Moving Boulder Forward: Vote YES on 2B, 2C, & 2D
The City of Boulder had been experiencing significant gaps in transportation funding, even before the flood of September 2013. Due to these gaps, funding for bike/ped projects would have decreased as the city used all its resources just to meet road maintenance needs. After many years of working hard on this issue, Community Cycles was instrumental in getting City Council to put measures on the ballot to fund bicycle and pedestrian infrastructure, and transit, for the next 16 years.
To pass the transportation funding (as well as funding for Open Space and general funds for police, fire, and human services), we created a coalition campaign: Moving Boulder Forward: Vote YES on 2B, 2C, & 2D. This campaign was co-chaired by Community Cycles Advocacy Director Sue Prant, Open Space Board of Trustees Chair Allyn Feinberg, and City Council member Suzy Ageton. Along with members of the Transportation Advisory Board, the Boulder Chamber and other concerned citizens, the Moving Boulder Forward committee successfully won passage of this legacy funding, ballot issues 2B, 2C, & 2D.
The Deadly Violet Intersection
Community Cycles met with CDOT officials for a site review of the of US36 and Violet intersection, where two bicycle fatalities had occurred in the previous three years. The design of the intersection, which is under CDOT jurisdiction, had facilitated motorists being able to make a left turn at a high rate of speed onto Violet because of the wide turn radius. The wide shoulder on the road also disappeared at the intersection, which forced cyclists into the right turn lane or into a high- speed through lane. CDOT construction and re-design of this intersection was completed in 2015. That project re-designed the intersection so that Violet meets US36 at a 90-degree angle, eliminating the wide turn radius for motorists making a left onto Violet, and forcing these cars to slow down.
Community Cycles Requests Immediate Mitigation
In the meantime, Community Cycles requested a meeting with CDOT officials at the crash site to look for immediate mitigations steps that can be made to make this intersection safer, while waiting for the 2015 re-design project. City of Boulder Transportation Department and Boulder County Representatives also attended this sight view.

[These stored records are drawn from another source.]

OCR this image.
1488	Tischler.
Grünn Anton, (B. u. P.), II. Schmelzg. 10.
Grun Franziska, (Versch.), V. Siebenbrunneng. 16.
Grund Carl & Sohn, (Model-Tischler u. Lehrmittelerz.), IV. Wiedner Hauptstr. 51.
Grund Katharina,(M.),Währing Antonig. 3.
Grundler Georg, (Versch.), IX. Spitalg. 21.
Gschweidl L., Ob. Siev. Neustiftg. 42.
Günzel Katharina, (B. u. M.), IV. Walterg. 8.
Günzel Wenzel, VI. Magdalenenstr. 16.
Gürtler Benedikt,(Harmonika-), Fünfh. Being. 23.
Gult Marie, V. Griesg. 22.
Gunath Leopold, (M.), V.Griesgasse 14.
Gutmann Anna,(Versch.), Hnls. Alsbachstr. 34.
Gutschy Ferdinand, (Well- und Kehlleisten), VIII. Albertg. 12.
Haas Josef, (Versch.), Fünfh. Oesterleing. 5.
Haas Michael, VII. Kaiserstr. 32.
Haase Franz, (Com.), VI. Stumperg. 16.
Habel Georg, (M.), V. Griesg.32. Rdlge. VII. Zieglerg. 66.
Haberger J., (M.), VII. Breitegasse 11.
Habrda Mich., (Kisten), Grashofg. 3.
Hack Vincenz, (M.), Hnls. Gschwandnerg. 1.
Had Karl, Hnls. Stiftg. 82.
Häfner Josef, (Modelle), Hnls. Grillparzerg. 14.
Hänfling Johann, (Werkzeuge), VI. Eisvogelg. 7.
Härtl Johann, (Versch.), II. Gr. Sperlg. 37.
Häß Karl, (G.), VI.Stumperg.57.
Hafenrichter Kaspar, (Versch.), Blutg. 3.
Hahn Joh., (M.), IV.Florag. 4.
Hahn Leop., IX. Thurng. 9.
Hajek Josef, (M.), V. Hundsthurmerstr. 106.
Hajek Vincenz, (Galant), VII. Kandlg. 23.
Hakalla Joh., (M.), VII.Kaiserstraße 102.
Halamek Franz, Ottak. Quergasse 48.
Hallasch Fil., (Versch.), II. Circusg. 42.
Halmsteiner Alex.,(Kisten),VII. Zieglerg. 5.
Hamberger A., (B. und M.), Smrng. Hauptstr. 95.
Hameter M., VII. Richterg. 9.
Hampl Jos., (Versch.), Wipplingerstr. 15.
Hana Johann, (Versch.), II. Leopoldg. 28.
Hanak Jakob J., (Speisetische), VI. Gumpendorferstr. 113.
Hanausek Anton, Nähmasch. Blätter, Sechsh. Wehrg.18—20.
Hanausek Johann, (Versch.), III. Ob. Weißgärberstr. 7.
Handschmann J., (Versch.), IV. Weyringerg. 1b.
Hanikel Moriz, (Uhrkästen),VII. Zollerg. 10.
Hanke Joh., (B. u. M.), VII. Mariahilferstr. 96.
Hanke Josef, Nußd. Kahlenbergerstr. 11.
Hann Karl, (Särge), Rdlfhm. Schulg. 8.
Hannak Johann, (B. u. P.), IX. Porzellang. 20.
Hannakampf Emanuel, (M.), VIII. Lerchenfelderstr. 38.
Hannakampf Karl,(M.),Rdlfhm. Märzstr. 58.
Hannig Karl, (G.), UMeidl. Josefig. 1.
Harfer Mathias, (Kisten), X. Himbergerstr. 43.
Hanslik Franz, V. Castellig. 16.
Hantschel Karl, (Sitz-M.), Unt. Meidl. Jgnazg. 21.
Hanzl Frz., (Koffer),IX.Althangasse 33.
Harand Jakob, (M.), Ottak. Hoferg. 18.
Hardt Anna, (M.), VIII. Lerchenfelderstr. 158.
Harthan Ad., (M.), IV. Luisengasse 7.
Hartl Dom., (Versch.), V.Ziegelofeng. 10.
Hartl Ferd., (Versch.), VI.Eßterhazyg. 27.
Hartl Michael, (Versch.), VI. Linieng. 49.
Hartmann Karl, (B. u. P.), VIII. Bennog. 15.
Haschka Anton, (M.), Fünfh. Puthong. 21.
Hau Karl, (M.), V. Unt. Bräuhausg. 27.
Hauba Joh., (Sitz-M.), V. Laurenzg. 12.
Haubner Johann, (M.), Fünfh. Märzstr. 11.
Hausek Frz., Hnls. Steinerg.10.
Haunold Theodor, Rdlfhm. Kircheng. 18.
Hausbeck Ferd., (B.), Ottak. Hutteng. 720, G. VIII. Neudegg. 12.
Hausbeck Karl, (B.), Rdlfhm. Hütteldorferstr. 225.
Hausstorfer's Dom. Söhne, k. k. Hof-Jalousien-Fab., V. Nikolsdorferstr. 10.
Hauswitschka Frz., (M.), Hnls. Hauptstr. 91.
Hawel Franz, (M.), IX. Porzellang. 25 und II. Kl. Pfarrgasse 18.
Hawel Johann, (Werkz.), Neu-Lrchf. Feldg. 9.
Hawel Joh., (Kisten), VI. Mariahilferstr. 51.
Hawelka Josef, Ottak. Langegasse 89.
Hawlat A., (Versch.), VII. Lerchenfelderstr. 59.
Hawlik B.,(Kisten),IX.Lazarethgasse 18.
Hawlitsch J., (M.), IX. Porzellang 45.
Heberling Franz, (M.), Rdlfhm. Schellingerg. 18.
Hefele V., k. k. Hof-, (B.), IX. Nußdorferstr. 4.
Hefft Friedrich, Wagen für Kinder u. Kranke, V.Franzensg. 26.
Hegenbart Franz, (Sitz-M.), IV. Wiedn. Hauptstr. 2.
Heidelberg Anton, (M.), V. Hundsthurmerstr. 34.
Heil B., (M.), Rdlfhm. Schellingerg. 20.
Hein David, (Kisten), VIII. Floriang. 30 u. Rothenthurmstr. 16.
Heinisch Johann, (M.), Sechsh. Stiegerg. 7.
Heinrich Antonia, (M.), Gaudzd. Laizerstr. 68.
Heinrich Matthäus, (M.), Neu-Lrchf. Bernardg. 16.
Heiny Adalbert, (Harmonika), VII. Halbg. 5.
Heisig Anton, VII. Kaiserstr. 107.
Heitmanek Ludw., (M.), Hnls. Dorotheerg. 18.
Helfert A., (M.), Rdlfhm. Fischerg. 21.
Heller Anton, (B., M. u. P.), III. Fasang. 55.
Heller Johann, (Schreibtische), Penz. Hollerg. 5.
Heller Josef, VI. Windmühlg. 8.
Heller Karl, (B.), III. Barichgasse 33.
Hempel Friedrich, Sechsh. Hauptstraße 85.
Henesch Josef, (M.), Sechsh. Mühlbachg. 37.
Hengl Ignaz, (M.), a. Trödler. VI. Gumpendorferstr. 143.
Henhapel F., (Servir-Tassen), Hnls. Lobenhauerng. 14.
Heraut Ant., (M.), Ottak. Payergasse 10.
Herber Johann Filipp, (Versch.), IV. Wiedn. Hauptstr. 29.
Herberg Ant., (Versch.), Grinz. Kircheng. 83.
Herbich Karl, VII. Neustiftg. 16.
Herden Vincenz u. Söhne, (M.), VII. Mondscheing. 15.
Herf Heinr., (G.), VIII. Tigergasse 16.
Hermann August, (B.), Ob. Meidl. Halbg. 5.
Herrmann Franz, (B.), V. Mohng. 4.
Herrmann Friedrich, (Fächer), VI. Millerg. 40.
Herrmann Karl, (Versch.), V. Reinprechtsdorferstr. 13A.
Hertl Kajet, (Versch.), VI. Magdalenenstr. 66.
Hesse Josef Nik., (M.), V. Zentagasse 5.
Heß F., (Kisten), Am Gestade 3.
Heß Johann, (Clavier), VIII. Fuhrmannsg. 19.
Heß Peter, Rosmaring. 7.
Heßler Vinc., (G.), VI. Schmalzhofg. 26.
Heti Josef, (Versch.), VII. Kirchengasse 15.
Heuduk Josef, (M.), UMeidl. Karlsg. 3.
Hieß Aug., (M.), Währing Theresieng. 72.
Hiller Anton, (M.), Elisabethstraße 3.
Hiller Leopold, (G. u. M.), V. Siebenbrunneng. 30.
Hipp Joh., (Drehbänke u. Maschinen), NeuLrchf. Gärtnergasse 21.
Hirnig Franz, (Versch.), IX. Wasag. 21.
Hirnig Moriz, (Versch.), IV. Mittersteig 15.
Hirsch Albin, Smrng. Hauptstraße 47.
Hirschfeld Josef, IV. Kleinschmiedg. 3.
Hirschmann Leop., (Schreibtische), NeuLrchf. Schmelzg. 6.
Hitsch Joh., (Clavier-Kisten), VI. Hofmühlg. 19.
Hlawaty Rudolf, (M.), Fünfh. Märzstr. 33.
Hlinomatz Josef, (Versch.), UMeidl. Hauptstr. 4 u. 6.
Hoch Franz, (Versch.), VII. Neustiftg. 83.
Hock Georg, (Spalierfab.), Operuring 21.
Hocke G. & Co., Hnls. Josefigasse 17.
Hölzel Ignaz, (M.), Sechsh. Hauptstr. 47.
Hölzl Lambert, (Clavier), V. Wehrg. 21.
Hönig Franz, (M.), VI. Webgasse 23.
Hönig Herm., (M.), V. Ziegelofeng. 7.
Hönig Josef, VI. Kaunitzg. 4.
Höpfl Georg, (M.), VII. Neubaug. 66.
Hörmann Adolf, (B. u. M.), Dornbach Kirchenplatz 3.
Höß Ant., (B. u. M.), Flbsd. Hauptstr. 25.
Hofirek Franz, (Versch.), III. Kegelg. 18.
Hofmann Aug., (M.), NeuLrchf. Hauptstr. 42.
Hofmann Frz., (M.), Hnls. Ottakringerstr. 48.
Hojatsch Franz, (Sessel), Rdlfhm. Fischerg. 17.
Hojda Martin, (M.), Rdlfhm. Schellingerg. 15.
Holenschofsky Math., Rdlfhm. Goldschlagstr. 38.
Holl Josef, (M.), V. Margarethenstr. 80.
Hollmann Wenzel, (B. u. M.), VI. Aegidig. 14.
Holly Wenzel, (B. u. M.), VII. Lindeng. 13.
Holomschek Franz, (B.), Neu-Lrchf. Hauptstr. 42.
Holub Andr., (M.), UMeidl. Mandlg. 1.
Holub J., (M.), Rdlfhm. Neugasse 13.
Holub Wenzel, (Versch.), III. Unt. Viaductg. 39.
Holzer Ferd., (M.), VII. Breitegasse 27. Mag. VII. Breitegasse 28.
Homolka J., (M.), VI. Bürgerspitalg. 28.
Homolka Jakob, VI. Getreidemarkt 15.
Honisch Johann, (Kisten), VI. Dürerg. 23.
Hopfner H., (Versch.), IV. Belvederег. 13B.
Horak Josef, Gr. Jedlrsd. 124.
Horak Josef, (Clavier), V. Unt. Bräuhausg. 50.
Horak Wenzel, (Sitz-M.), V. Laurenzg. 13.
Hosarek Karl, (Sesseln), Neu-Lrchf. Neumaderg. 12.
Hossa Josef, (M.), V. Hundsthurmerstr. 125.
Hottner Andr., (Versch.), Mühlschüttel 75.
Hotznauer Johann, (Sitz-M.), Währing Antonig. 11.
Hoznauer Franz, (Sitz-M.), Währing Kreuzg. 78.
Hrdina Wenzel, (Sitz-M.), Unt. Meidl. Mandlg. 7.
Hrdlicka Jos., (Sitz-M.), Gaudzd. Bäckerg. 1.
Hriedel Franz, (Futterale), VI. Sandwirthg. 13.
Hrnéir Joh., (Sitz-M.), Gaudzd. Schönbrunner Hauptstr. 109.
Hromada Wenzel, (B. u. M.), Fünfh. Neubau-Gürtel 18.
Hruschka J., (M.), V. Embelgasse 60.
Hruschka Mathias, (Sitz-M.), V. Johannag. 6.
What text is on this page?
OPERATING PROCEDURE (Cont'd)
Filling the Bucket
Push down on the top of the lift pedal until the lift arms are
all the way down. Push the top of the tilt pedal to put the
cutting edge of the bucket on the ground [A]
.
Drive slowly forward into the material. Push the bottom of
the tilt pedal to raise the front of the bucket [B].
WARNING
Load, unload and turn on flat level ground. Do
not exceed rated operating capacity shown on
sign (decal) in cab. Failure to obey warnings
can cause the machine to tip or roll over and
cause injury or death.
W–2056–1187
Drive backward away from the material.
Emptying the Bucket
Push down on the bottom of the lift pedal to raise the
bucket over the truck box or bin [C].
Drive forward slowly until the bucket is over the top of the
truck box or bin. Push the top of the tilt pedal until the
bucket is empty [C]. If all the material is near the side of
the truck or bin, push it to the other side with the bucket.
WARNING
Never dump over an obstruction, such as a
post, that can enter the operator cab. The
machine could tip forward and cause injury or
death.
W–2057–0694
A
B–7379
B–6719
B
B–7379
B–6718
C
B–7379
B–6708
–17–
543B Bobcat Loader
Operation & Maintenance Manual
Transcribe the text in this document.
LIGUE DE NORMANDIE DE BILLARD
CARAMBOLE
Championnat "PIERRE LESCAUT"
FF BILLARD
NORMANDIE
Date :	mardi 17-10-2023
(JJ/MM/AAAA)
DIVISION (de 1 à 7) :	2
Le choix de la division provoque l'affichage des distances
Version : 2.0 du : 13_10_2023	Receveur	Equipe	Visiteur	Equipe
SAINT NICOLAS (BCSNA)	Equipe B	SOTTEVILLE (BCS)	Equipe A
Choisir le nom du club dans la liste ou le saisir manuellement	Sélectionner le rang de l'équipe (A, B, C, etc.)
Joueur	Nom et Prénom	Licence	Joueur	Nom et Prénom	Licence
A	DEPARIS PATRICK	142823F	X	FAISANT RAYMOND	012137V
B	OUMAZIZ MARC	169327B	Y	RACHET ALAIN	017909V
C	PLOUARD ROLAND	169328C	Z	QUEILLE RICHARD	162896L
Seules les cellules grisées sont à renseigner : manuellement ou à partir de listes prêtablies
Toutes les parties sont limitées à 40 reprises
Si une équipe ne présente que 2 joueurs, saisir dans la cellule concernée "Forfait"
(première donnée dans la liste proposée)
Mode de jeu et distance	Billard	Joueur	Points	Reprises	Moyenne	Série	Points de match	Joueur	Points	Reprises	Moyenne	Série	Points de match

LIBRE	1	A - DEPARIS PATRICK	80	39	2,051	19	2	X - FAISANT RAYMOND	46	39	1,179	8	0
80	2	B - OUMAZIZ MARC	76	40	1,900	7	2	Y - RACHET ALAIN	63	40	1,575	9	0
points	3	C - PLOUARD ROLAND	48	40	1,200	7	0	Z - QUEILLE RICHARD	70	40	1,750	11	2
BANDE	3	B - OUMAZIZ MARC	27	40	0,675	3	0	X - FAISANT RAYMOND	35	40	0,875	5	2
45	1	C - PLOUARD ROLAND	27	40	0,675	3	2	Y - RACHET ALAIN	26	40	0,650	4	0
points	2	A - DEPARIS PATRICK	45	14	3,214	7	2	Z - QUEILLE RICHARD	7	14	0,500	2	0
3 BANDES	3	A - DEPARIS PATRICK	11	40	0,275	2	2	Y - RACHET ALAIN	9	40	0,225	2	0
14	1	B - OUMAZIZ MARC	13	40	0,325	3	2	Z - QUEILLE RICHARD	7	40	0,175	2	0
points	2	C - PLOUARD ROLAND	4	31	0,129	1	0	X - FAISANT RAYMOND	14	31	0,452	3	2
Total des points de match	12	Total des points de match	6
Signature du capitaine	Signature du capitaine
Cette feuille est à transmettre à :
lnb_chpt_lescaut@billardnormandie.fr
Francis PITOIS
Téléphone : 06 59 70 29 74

Community Cycles asked for the speed limits be lowered and a bike lane installed through the intersection. We requested the bike lane be painted to make it more obvious. Studies in Portland, OR indicate that cyclists feel 50% safer in colored bike lane,s and indicate that there has been a 20% increase in motorists yielding to cyclists in colored lanes. A Danish study showed colored bike lanes reduce bike-car collisions by 38% and reduced fatalities and serious injuries by 71%.
While it took a fair amount of convincing to have CDOT agree to look into these non-traditional engineering solutions, the City of Boulder engineers were extremely helpful and supportive of the mitigations we requested, and agreed to help CDOT through the application of these roadway improvements.
These improvements have been implemented. No serious crashes have occurred since these improvements have been made. We look forward to the fully re-engineered solution in the next couple of years.